Yabancının biri yoldan geliyor, bakıyor orman duman içinde, cepten itfaiyeyi arıyor; “Yetişin yangın var galiba!”
-Beyefendi siz neredesiniz şu anda?
-İstanbul girişindeyim, dur bakayım tabelada “Dülükbaba” yazıyor.
-Haa o mesele. Rahat olun efendim, kebap dumanıdır onlar.
Gaziantepli altı gün çalışır, bir gün harcar. Mangalını semaverini alır, dooğru bi ağaç altına.
Amele maraba fark etmez, ırgat da eşraf kadar düşkündür boğazına. Zırhı kendileri çeker, şişi kendileri saplar, yelpaze sallar yorulasıya.

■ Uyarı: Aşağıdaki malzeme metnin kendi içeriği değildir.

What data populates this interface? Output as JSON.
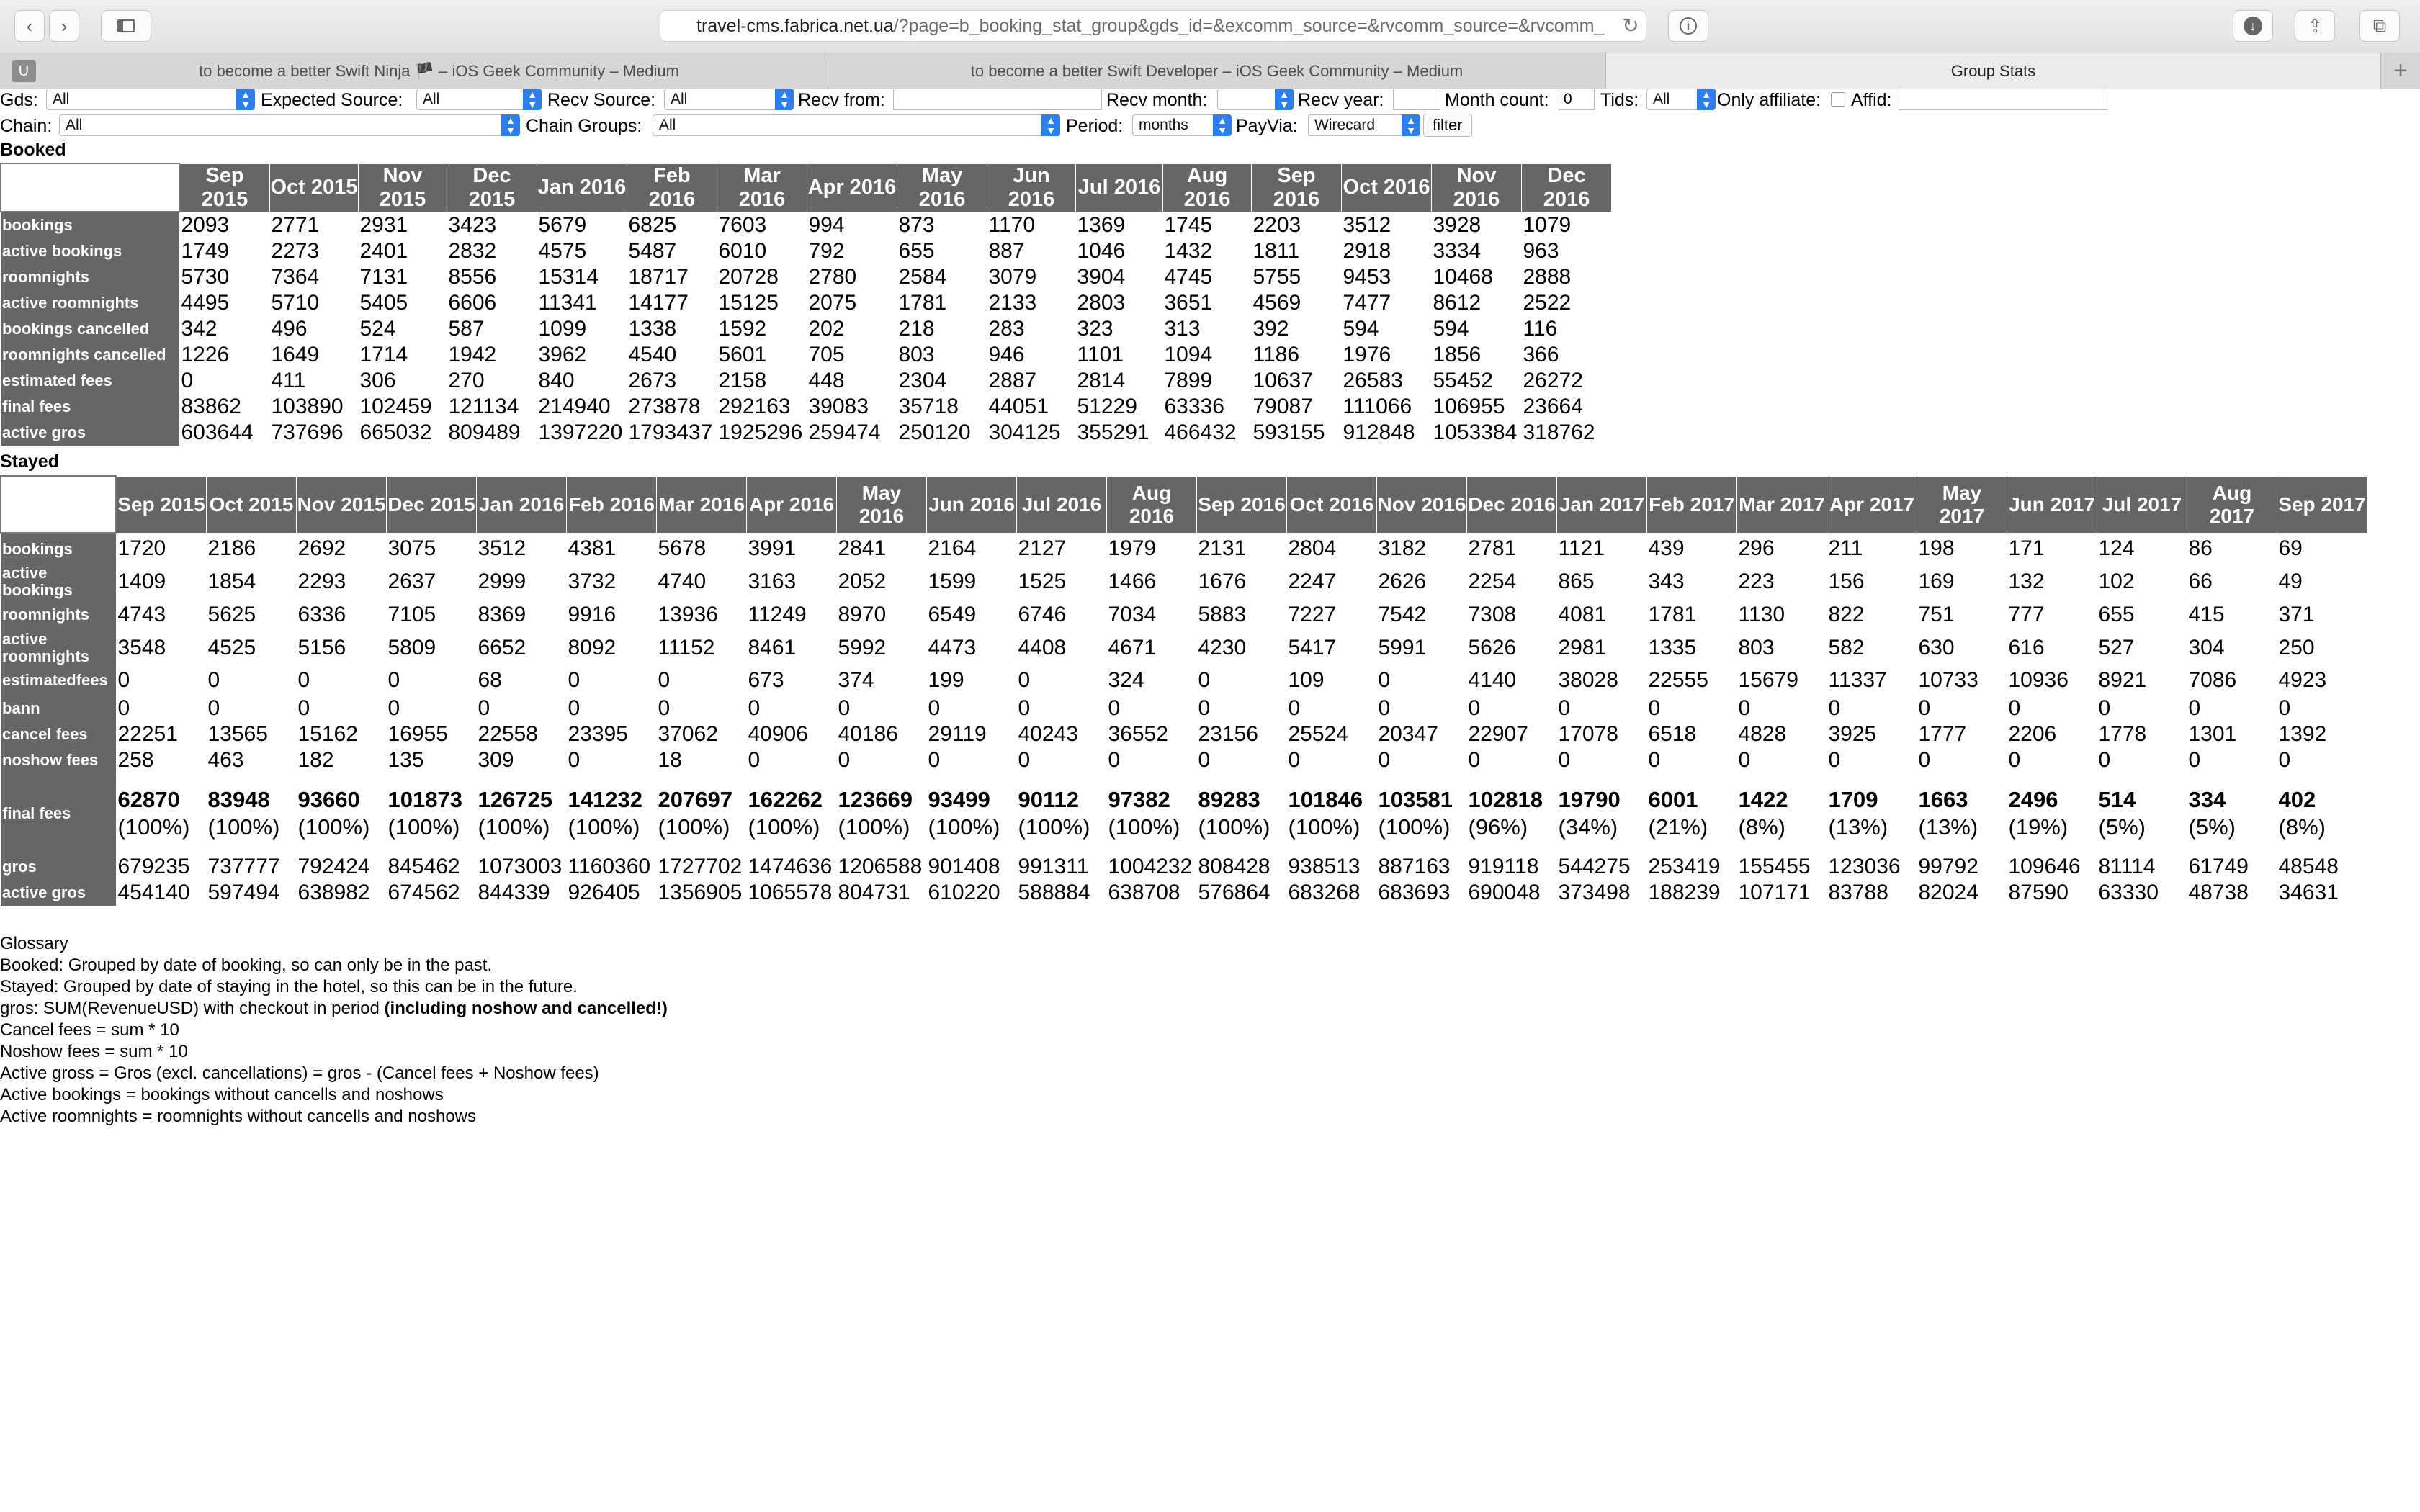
{
  "browser": {
    "url_host": "travel-cms.fabrica.net.ua",
    "url_rest": "/?page=b_booking_stat_group&gds_id=&excomm_source=&rvcomm_source=&rvcomm_",
    "tabs": [
      "to become a better Swift Ninja 🏴 – iOS Geek Community – Medium",
      "to become a better Swift Developer – iOS Geek Community – Medium",
      "Group Stats"
    ],
    "tab_icon_letter": "U"
  },
  "filters": {
    "gds_label": "Gds:",
    "gds_value": "All",
    "expected_source_label": "Expected Source:",
    "expected_source_value": "All",
    "recv_source_label": "Recv Source:",
    "recv_source_value": "All",
    "recv_from_label": "Recv from:",
    "recv_from_value": "",
    "recv_month_label": "Recv month:",
    "recv_month_value": "",
    "recv_year_label": "Recv year:",
    "recv_year_value": "",
    "month_count_label": "Month count:",
    "month_count_value": "0",
    "tids_label": "Tids:",
    "tids_value": "All",
    "only_affiliate_label": "Only affiliate:",
    "affid_label": "Affid:",
    "affid_value": "",
    "chain_label": "Chain:",
    "chain_value": "All",
    "chain_groups_label": "Chain Groups:",
    "chain_groups_value": "All",
    "period_label": "Period:",
    "period_value": "months",
    "payvia_label": "PayVia:",
    "payvia_value": "Wirecard",
    "filter_button": "filter"
  },
  "booked": {
    "title": "Booked",
    "months": [
      "Sep 2015",
      "Oct 2015",
      "Nov 2015",
      "Dec 2015",
      "Jan 2016",
      "Feb 2016",
      "Mar 2016",
      "Apr 2016",
      "May 2016",
      "Jun 2016",
      "Jul 2016",
      "Aug 2016",
      "Sep 2016",
      "Oct 2016",
      "Nov 2016",
      "Dec 2016"
    ],
    "rows": [
      {
        "label": "bookings",
        "values": [
          "2093",
          "2771",
          "2931",
          "3423",
          "5679",
          "6825",
          "7603",
          "994",
          "873",
          "1170",
          "1369",
          "1745",
          "2203",
          "3512",
          "3928",
          "1079"
        ]
      },
      {
        "label": "active bookings",
        "values": [
          "1749",
          "2273",
          "2401",
          "2832",
          "4575",
          "5487",
          "6010",
          "792",
          "655",
          "887",
          "1046",
          "1432",
          "1811",
          "2918",
          "3334",
          "963"
        ]
      },
      {
        "label": "roomnights",
        "values": [
          "5730",
          "7364",
          "7131",
          "8556",
          "15314",
          "18717",
          "20728",
          "2780",
          "2584",
          "3079",
          "3904",
          "4745",
          "5755",
          "9453",
          "10468",
          "2888"
        ]
      },
      {
        "label": "active roomnights",
        "values": [
          "4495",
          "5710",
          "5405",
          "6606",
          "11341",
          "14177",
          "15125",
          "2075",
          "1781",
          "2133",
          "2803",
          "3651",
          "4569",
          "7477",
          "8612",
          "2522"
        ]
      },
      {
        "label": "bookings cancelled",
        "values": [
          "342",
          "496",
          "524",
          "587",
          "1099",
          "1338",
          "1592",
          "202",
          "218",
          "283",
          "323",
          "313",
          "392",
          "594",
          "594",
          "116"
        ]
      },
      {
        "label": "roomnights cancelled",
        "values": [
          "1226",
          "1649",
          "1714",
          "1942",
          "3962",
          "4540",
          "5601",
          "705",
          "803",
          "946",
          "1101",
          "1094",
          "1186",
          "1976",
          "1856",
          "366"
        ]
      },
      {
        "label": "estimated fees",
        "values": [
          "0",
          "411",
          "306",
          "270",
          "840",
          "2673",
          "2158",
          "448",
          "2304",
          "2887",
          "2814",
          "7899",
          "10637",
          "26583",
          "55452",
          "26272"
        ]
      },
      {
        "label": "final fees",
        "values": [
          "83862",
          "103890",
          "102459",
          "121134",
          "214940",
          "273878",
          "292163",
          "39083",
          "35718",
          "44051",
          "51229",
          "63336",
          "79087",
          "111066",
          "106955",
          "23664"
        ]
      },
      {
        "label": "active gros",
        "values": [
          "603644",
          "737696",
          "665032",
          "809489",
          "1397220",
          "1793437",
          "1925296",
          "259474",
          "250120",
          "304125",
          "355291",
          "466432",
          "593155",
          "912848",
          "1053384",
          "318762"
        ]
      }
    ]
  },
  "stayed": {
    "title": "Stayed",
    "months": [
      "Sep 2015",
      "Oct 2015",
      "Nov 2015",
      "Dec 2015",
      "Jan 2016",
      "Feb 2016",
      "Mar 2016",
      "Apr 2016",
      "May 2016",
      "Jun 2016",
      "Jul 2016",
      "Aug 2016",
      "Sep 2016",
      "Oct 2016",
      "Nov 2016",
      "Dec 2016",
      "Jan 2017",
      "Feb 2017",
      "Mar 2017",
      "Apr 2017",
      "May 2017",
      "Jun 2017",
      "Jul 2017",
      "Aug 2017",
      "Sep 2017"
    ],
    "rows": [
      {
        "label": "bookings",
        "values": [
          "1720",
          "2186",
          "2692",
          "3075",
          "3512",
          "4381",
          "5678",
          "3991",
          "2841",
          "2164",
          "2127",
          "1979",
          "2131",
          "2804",
          "3182",
          "2781",
          "1121",
          "439",
          "296",
          "211",
          "198",
          "171",
          "124",
          "86",
          "69"
        ]
      },
      {
        "label": "active bookings",
        "values": [
          "1409",
          "1854",
          "2293",
          "2637",
          "2999",
          "3732",
          "4740",
          "3163",
          "2052",
          "1599",
          "1525",
          "1466",
          "1676",
          "2247",
          "2626",
          "2254",
          "865",
          "343",
          "223",
          "156",
          "169",
          "132",
          "102",
          "66",
          "49"
        ]
      },
      {
        "label": "roomnights",
        "values": [
          "4743",
          "5625",
          "6336",
          "7105",
          "8369",
          "9916",
          "13936",
          "11249",
          "8970",
          "6549",
          "6746",
          "7034",
          "5883",
          "7227",
          "7542",
          "7308",
          "4081",
          "1781",
          "1130",
          "822",
          "751",
          "777",
          "655",
          "415",
          "371"
        ]
      },
      {
        "label": "active roomnights",
        "values": [
          "3548",
          "4525",
          "5156",
          "5809",
          "6652",
          "8092",
          "11152",
          "8461",
          "5992",
          "4473",
          "4408",
          "4671",
          "4230",
          "5417",
          "5991",
          "5626",
          "2981",
          "1335",
          "803",
          "582",
          "630",
          "616",
          "527",
          "304",
          "250"
        ]
      },
      {
        "label": "estimatedfees",
        "values": [
          "0",
          "0",
          "0",
          "0",
          "68",
          "0",
          "0",
          "673",
          "374",
          "199",
          "0",
          "324",
          "0",
          "109",
          "0",
          "4140",
          "38028",
          "22555",
          "15679",
          "11337",
          "10733",
          "10936",
          "8921",
          "7086",
          "4923"
        ]
      },
      {
        "label": "bann",
        "values": [
          "0",
          "0",
          "0",
          "0",
          "0",
          "0",
          "0",
          "0",
          "0",
          "0",
          "0",
          "0",
          "0",
          "0",
          "0",
          "0",
          "0",
          "0",
          "0",
          "0",
          "0",
          "0",
          "0",
          "0",
          "0"
        ]
      },
      {
        "label": "cancel fees",
        "values": [
          "22251",
          "13565",
          "15162",
          "16955",
          "22558",
          "23395",
          "37062",
          "40906",
          "40186",
          "29119",
          "40243",
          "36552",
          "23156",
          "25524",
          "20347",
          "22907",
          "17078",
          "6518",
          "4828",
          "3925",
          "1777",
          "2206",
          "1778",
          "1301",
          "1392"
        ]
      },
      {
        "label": "noshow fees",
        "values": [
          "258",
          "463",
          "182",
          "135",
          "309",
          "0",
          "18",
          "0",
          "0",
          "0",
          "0",
          "0",
          "0",
          "0",
          "0",
          "0",
          "0",
          "0",
          "0",
          "0",
          "0",
          "0",
          "0",
          "0",
          "0"
        ]
      }
    ],
    "final_fees": {
      "label": "final fees",
      "values": [
        "62870",
        "83948",
        "93660",
        "101873",
        "126725",
        "141232",
        "207697",
        "162262",
        "123669",
        "93499",
        "90112",
        "97382",
        "89283",
        "101846",
        "103581",
        "102818",
        "19790",
        "6001",
        "1422",
        "1709",
        "1663",
        "2496",
        "514",
        "334",
        "402"
      ],
      "percents": [
        "(100%)",
        "(100%)",
        "(100%)",
        "(100%)",
        "(100%)",
        "(100%)",
        "(100%)",
        "(100%)",
        "(100%)",
        "(100%)",
        "(100%)",
        "(100%)",
        "(100%)",
        "(100%)",
        "(100%)",
        "(96%)",
        "(34%)",
        "(21%)",
        "(8%)",
        "(13%)",
        "(13%)",
        "(19%)",
        "(5%)",
        "(5%)",
        "(8%)"
      ]
    },
    "tail_rows": [
      {
        "label": "gros",
        "values": [
          "679235",
          "737777",
          "792424",
          "845462",
          "1073003",
          "1160360",
          "1727702",
          "1474636",
          "1206588",
          "901408",
          "991311",
          "1004232",
          "808428",
          "938513",
          "887163",
          "919118",
          "544275",
          "253419",
          "155455",
          "123036",
          "99792",
          "109646",
          "81114",
          "61749",
          "48548"
        ]
      },
      {
        "label": "active gros",
        "values": [
          "454140",
          "597494",
          "638982",
          "674562",
          "844339",
          "926405",
          "1356905",
          "1065578",
          "804731",
          "610220",
          "588884",
          "638708",
          "576864",
          "683268",
          "683693",
          "690048",
          "373498",
          "188239",
          "107171",
          "83788",
          "82024",
          "87590",
          "63330",
          "48738",
          "34631"
        ]
      }
    ]
  },
  "glossary": {
    "title": "Glossary",
    "lines": [
      "Booked: Grouped by date of booking, so can only be in the past.",
      "Stayed: Grouped by date of staying in the hotel, so this can be in the future."
    ],
    "gros_line": "gros: SUM(RevenueUSD) with checkout in period ",
    "gros_bold": "(including noshow and cancelled!)",
    "lines2": [
      "Cancel fees = sum * 10",
      "Noshow fees = sum * 10",
      "Active gross = Gros (excl. cancellations) = gros - (Cancel fees + Noshow fees)",
      "Active bookings = bookings without cancells and noshows",
      "Active roomnights = roomnights without cancells and noshows"
    ]
  }
}
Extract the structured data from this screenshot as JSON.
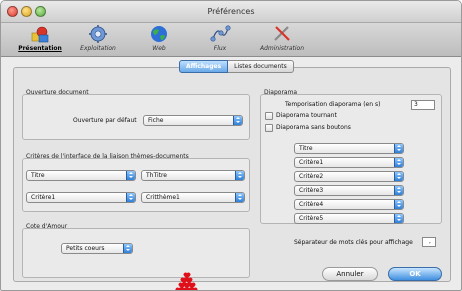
{
  "window": {
    "title": "Préférences"
  },
  "toolbar": {
    "items": [
      {
        "label": "Présentation",
        "icon": "presentation-icon",
        "active": true
      },
      {
        "label": "Exploitation",
        "icon": "exploitation-icon",
        "active": false
      },
      {
        "label": "Web",
        "icon": "globe-icon",
        "active": false
      },
      {
        "label": "Flux",
        "icon": "flux-icon",
        "active": false
      },
      {
        "label": "Administration",
        "icon": "administration-icon",
        "active": false
      }
    ]
  },
  "tabs": [
    {
      "label": "Affichages",
      "selected": true
    },
    {
      "label": "Listes documents",
      "selected": false
    }
  ],
  "ouverture": {
    "title": "Ouverture document",
    "label": "Ouverture par défaut",
    "value": "Fiche"
  },
  "criteres": {
    "title": "Critères de l'interface de la liaison thèmes-documents",
    "popups": [
      "Titre",
      "ThTitre",
      "Critère1",
      "Critthème1"
    ]
  },
  "cote": {
    "title": "Cote d'Amour",
    "value": "Petits coeurs"
  },
  "diaporama": {
    "title": "Diaporama",
    "temporisation_label": "Temporisation diaporama (en s)",
    "temporisation_value": "3",
    "tournant_label": "Diaporama tournant",
    "tournant_checked": false,
    "sans_boutons_label": "Diaporama sans boutons",
    "sans_boutons_checked": false,
    "popups": [
      "Titre",
      "Critère1",
      "Critère2",
      "Critère3",
      "Critère4",
      "Critère5"
    ]
  },
  "separateur": {
    "label": "Séparateur de mots clés pour affichage",
    "value": ","
  },
  "buttons": {
    "cancel": "Annuler",
    "ok": "OK"
  },
  "colors": {
    "accent": "#3f8fe0",
    "heart": "#e0101a"
  }
}
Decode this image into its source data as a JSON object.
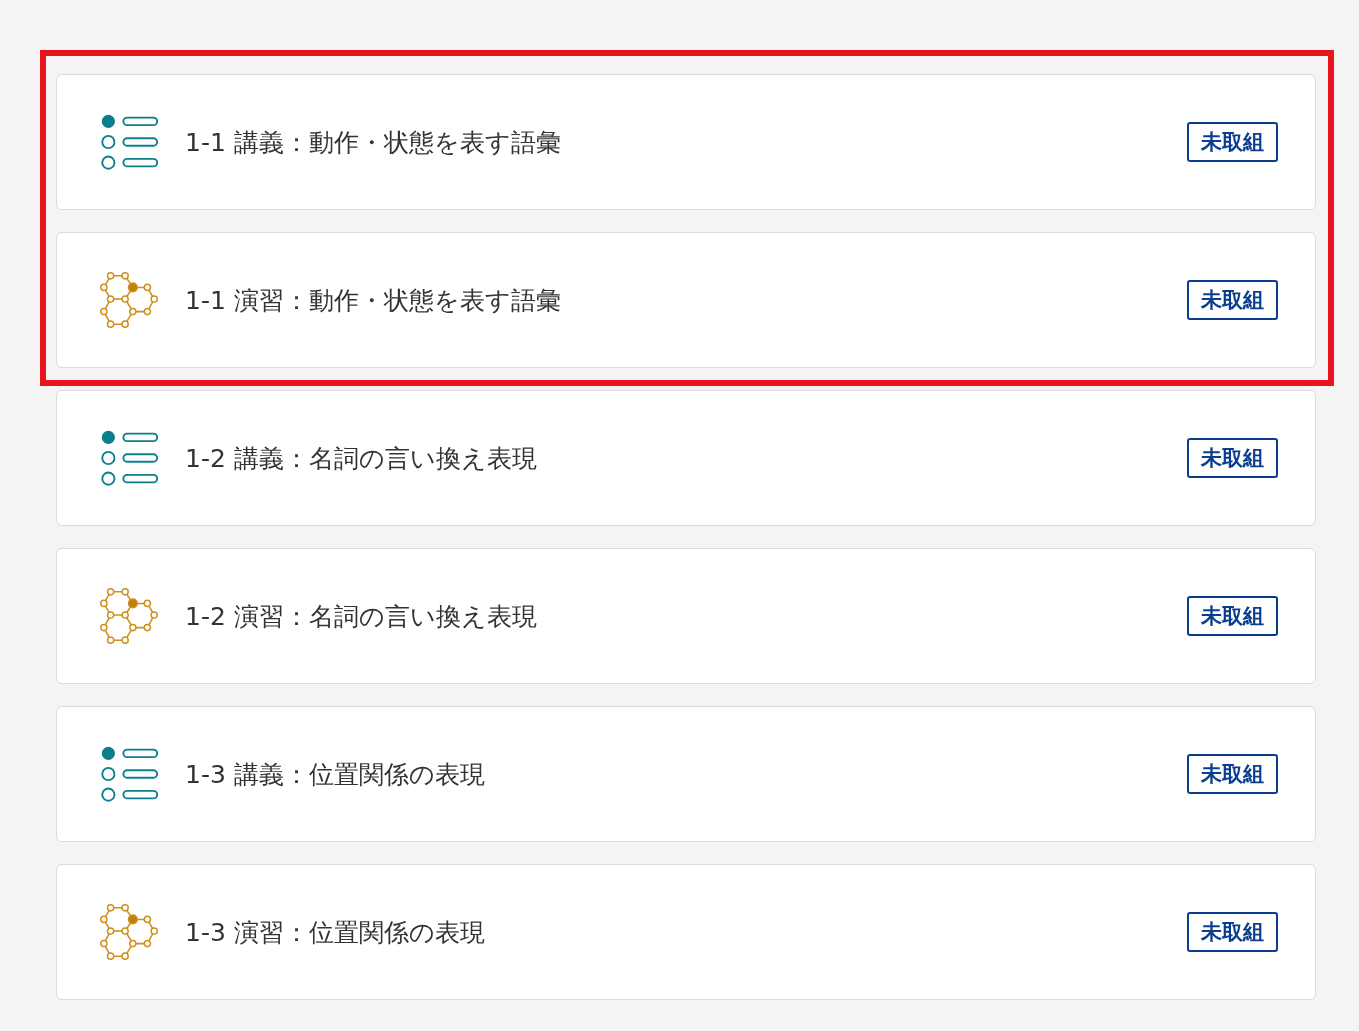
{
  "sections": [
    {
      "highlighted": true,
      "items": [
        {
          "kind": "lecture",
          "title": "1-1 講義：動作・状態を表す語彙",
          "status": "未取組"
        },
        {
          "kind": "exercise",
          "title": "1-1 演習：動作・状態を表す語彙",
          "status": "未取組"
        }
      ]
    },
    {
      "highlighted": false,
      "items": [
        {
          "kind": "lecture",
          "title": "1-2 講義：名詞の言い換え表現",
          "status": "未取組"
        },
        {
          "kind": "exercise",
          "title": "1-2 演習：名詞の言い換え表現",
          "status": "未取組"
        },
        {
          "kind": "lecture",
          "title": "1-3 講義：位置関係の表現",
          "status": "未取組"
        },
        {
          "kind": "exercise",
          "title": "1-3 演習：位置関係の表現",
          "status": "未取組"
        }
      ]
    }
  ]
}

Sabah namazını kılan esnaf, cami çıkışı beyranını içer, güne kuvvetli başlar. Mübareğin içinde yok yoktur, eti, biberi, pirinci, sarımsağı, baharı, baharatı artık ne gerekiyorsa... Bakır sahanda gelir, kaşıklayıp kalkarsın zaman almaz.
Beyran dediğin bir nevi haşlama, koyun boynu geceden bırakılır kaynamaya. Mümkünse tencere küle gömülür, sabaha kadar tıkırdar. Öyle ki kemiği sallasan etler dökülür iki yana. Onları ince ince dider, lime lime ederler. Önünüze koymadan evvel bakır sahana alır, alevle harlatırlar. Yani bir yandan biber yakacak, öbür yandan sıcak. Terletmezse para yok, gözlüğün buhar olacak.
Antepliler göre beyran “korona aşısı” ve “gripsavardır”. Tek doz kâfidir ama tercihan seriye bağlar, 1x1 alırlar.
Eğer uykucu biri iseniz Antep size uymaz. Efendim saatimi dokuza kursam, onda dışarı çıksam? Abi sen yat, hiç kalkma. Boşa dolanırsın, canını sıkma.
Meraklısı nohut dürümü kebaba değişmez. Sanmayın ki fukara gıdası, kelli felli adamlar bekleşir kuyrukta. Ekmeği tırnak pide, nohudu pazarda satılandan. Yanında biber, soğan, maydanoz, nane, sumak, limon, kimyon gibi tanıdık dostlar... Kızarmış patates de yakışır olursa.
“Böylesine” sıradan malzemelerle “öylesine bir” lezzet çıkarabilmek için Antepli olmak lazım galiba.
Cartlak kebabının (ciğer) dumanı bile iştah açıcı, bir bakmışsın ayakların götürmüş, çökmüşsün hasır oturaklara. Ciğeri genelde şişe dizer, mangalda çevirirler. Küppe dedikleri ekmeğin içine sıyırır, hudaratla (yeşillik) sunarlar. Başka yerde ciğer yemeyenler Antep’te nazlanmaz, kuzu şişi andırır zira.
İştahlıları tek dürüm kesmez, “ikile üçle” der çentik attırırlar kapıya...
Şimdi kafe kahvaltıları moda. Koca bir tepsi geliyor, üzerinde yirmi küsur tabak. Üstten, alttan, yandan çekip sallıyorlar Instagram’a...
Sucuklu yumurtaya banarken, dürümleri yutarken, poz poz atıyorlar ortama.
Ohhh canıma değsin, biz zenginiz aslanım, neler neler yiyoruz baksana.
Hani israf haramdı, çoğu kalıyor masada. Eyptır, dulu, yetimi, hamileyi düşünmeden gözüne sokarcasına.
Hem Antep sofradan ibaret değil ki ciddi bir sanayii var, el sanatları var, mimarisi var, konakları, hanları, hamamları, parkları, bahçeleri, kaleleri, kuleleri var.
Dahası peygamber makamları (Hazret-i Yuşa) sahabe kabirleri (Ukaşe radıyallahu anh) unutulmaz velileri (Şeyh Fetullah, Pir Sefa) ve edipleri var. Evliya Çelebi’ye göre Ayntab divan şairi yetiştiren 200 şehir arasında ilk onda.
Şehit Kâmil, Şahin Bey, Mehmed Molla (Karayılan) her biri ayrı destan. Mütercim Âsımlar çıkarabiliyorsa kalitesi ortada.